Hey Mia, this discussion needs to be simplified I think, in order for us to find common ground and consensus. So let me work through some of these points.
Marginalised people have ben cancelled for centuries by the majority doesn't make any sense historically As a general rule, throughout history a minority of exceptionally powerful and selected people have held power and influence, and the vast majority of people remain powerless. This is the basis of Marxism and has nothing to do with minorities. The majority eventually overthrow the powerful minority usually in a violent revolution. See Russia 1917, France 1791 etc.
The game of identity politics conflates Marxist theory of power imbalance with various 'isms' - and this conflation is problematic. A minority is not, in and of itself, powerless. Not every POC is in a worse economic or social position than every white person.... so whilst there are definitely economic imbalances and systemic problems, those are not insurmountable. You have people like Tim Scott in the Senate as a Republican.
Now that doesn't mean that there aren't problems, because there absolutely are - but rather that those problems cannot be solved by identity politics as a weapon. Whilst it might feel like society is moving forward, viewed objectively that does not seem to be the case. Each echo chamber is getting louder and more self righteous about their particular ism, but the dialogue and discourse needed at a democratic level to enact change isn't happening. Everybody simply backs into their own corner and comes out swinging. Feeling oppressed and being oppressed are different things entirely and there is growing overlap between the two. Asserting that you feel oppressed is now enough to stymie discussion - that's problematic for Libertarians like me.
I believe that people should be allowed to do and say what they like provided that it doesn't cause harm to other people. The left is running away and merging the concept of 'harm' with 'offence' - nobody ever died of being offended.

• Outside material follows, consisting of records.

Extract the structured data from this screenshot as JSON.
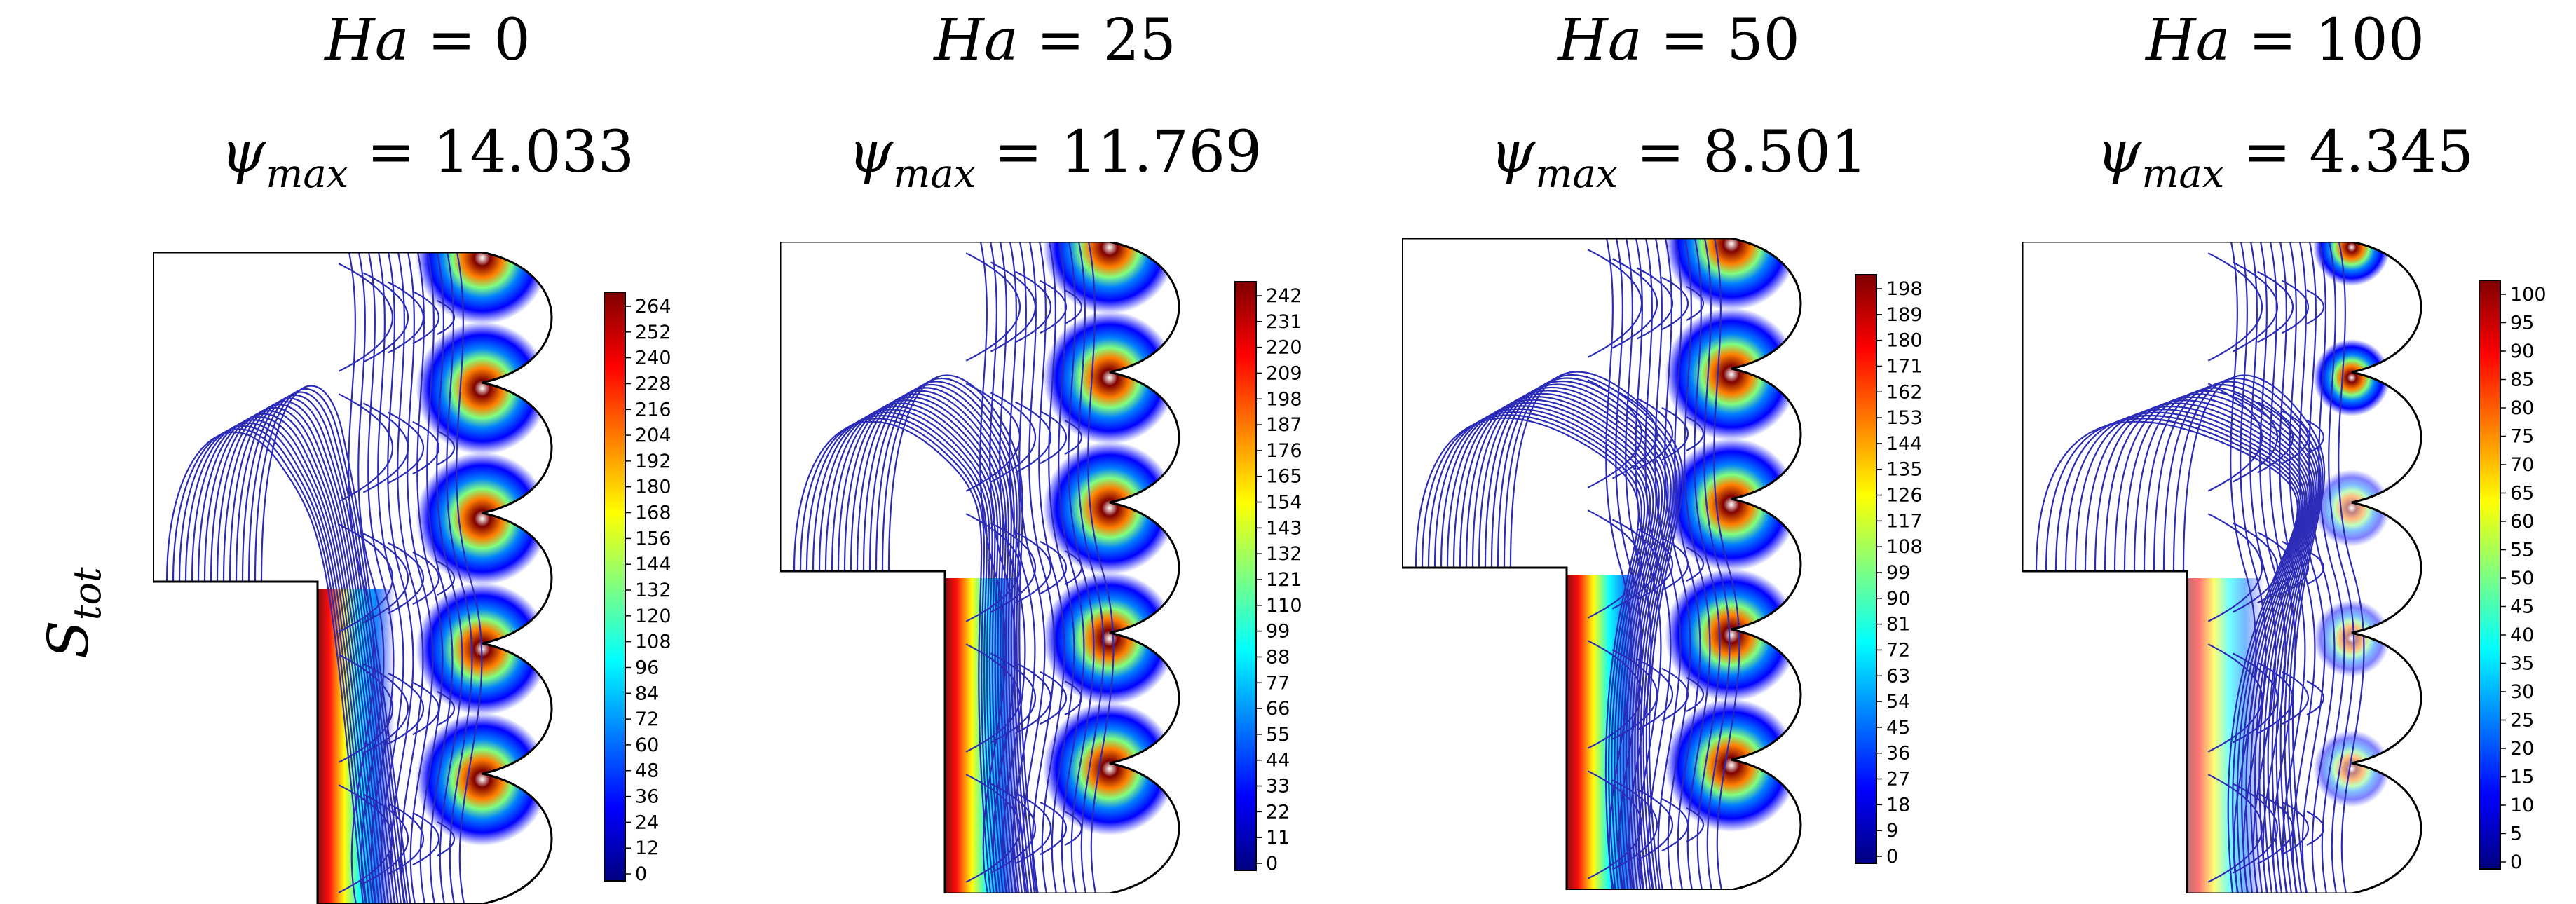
{
  "row_label": {
    "symbol": "S",
    "subscript": "tot"
  },
  "panels": [
    {
      "ha_symbol": "Ha",
      "ha_value": "= 0",
      "psi_symbol": "ψ",
      "psi_sub": "max",
      "psi_value": "= 14.033",
      "colorbar_ticks": [
        "264",
        "252",
        "240",
        "228",
        "216",
        "204",
        "192",
        "180",
        "168",
        "156",
        "144",
        "132",
        "120",
        "108",
        "96",
        "84",
        "72",
        "60",
        "48",
        "36",
        "24",
        "12",
        "0"
      ]
    },
    {
      "ha_symbol": "Ha",
      "ha_value": "= 25",
      "psi_symbol": "ψ",
      "psi_sub": "max",
      "psi_value": "= 11.769",
      "colorbar_ticks": [
        "242",
        "231",
        "220",
        "209",
        "198",
        "187",
        "176",
        "165",
        "154",
        "143",
        "132",
        "121",
        "110",
        "99",
        "88",
        "77",
        "66",
        "55",
        "44",
        "33",
        "22",
        "11",
        "0"
      ]
    },
    {
      "ha_symbol": "Ha",
      "ha_value": "= 50",
      "psi_symbol": "ψ",
      "psi_sub": "max",
      "psi_value": "= 8.501",
      "colorbar_ticks": [
        "198",
        "189",
        "180",
        "171",
        "162",
        "153",
        "144",
        "135",
        "126",
        "117",
        "108",
        "99",
        "90",
        "81",
        "72",
        "63",
        "54",
        "45",
        "36",
        "27",
        "18",
        "9",
        "0"
      ]
    },
    {
      "ha_symbol": "Ha",
      "ha_value": "= 100",
      "psi_symbol": "ψ",
      "psi_sub": "max",
      "psi_value": "= 4.345",
      "colorbar_ticks": [
        "100",
        "95",
        "90",
        "85",
        "80",
        "75",
        "70",
        "65",
        "60",
        "55",
        "50",
        "45",
        "40",
        "35",
        "30",
        "25",
        "20",
        "15",
        "10",
        "5",
        "0"
      ]
    }
  ],
  "colors": {
    "contour": "#2b2bb8",
    "outline": "#000000",
    "jet": [
      "#00007f",
      "#0000ff",
      "#007fff",
      "#00ffff",
      "#7fff7f",
      "#ffff00",
      "#ff7f00",
      "#ff0000",
      "#7f0000"
    ]
  }
}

The JK Rowling issue is a good example of this in action. She speaks on behalf of an oppressed group (women) but on behalf of an oppressive group (white women) against an oppressed group (transwomen). She believes she is entitled to do this because in her mind they are biolgically men (an oppressive group to white women) but in the mind of transwomen they are a particularly niche oppressed group. I happen to think JK Rowling is wrong - but that doesn't matter, what matters is that a discussion happens. That discussion is lost, the nuances were lost a long time ago. Interesting voices and perspectives were drowned out in a cacophonous yelling of insults from both sides. What good did it do?
The same thing happened with the Coopers in Central Park. It was a white woman (feeling oppressed) who called the police on a black man, and got cancelled. So what happened? Do you think that improved the lot of white women or black men? Or did everyone just split off into teams and begin hurling insults? In a different universe, someone called a restorative justice conference and got the two of them to sit and discuss what happened. Someone got them to speak as individuals rather than as tokenistic placeholders for their ideological factions. In that conversation they (and by extension us) may have learned a lot about what it means to be different in a pluralistic society. Instead, identity poltiics and it's hybridisation of marxism just pits us all as enemies of each other. Something that leads everybody vulnerable to right wing strong man governemnts. We're going to stupid ourselves into a dictatorship and not see how we did it.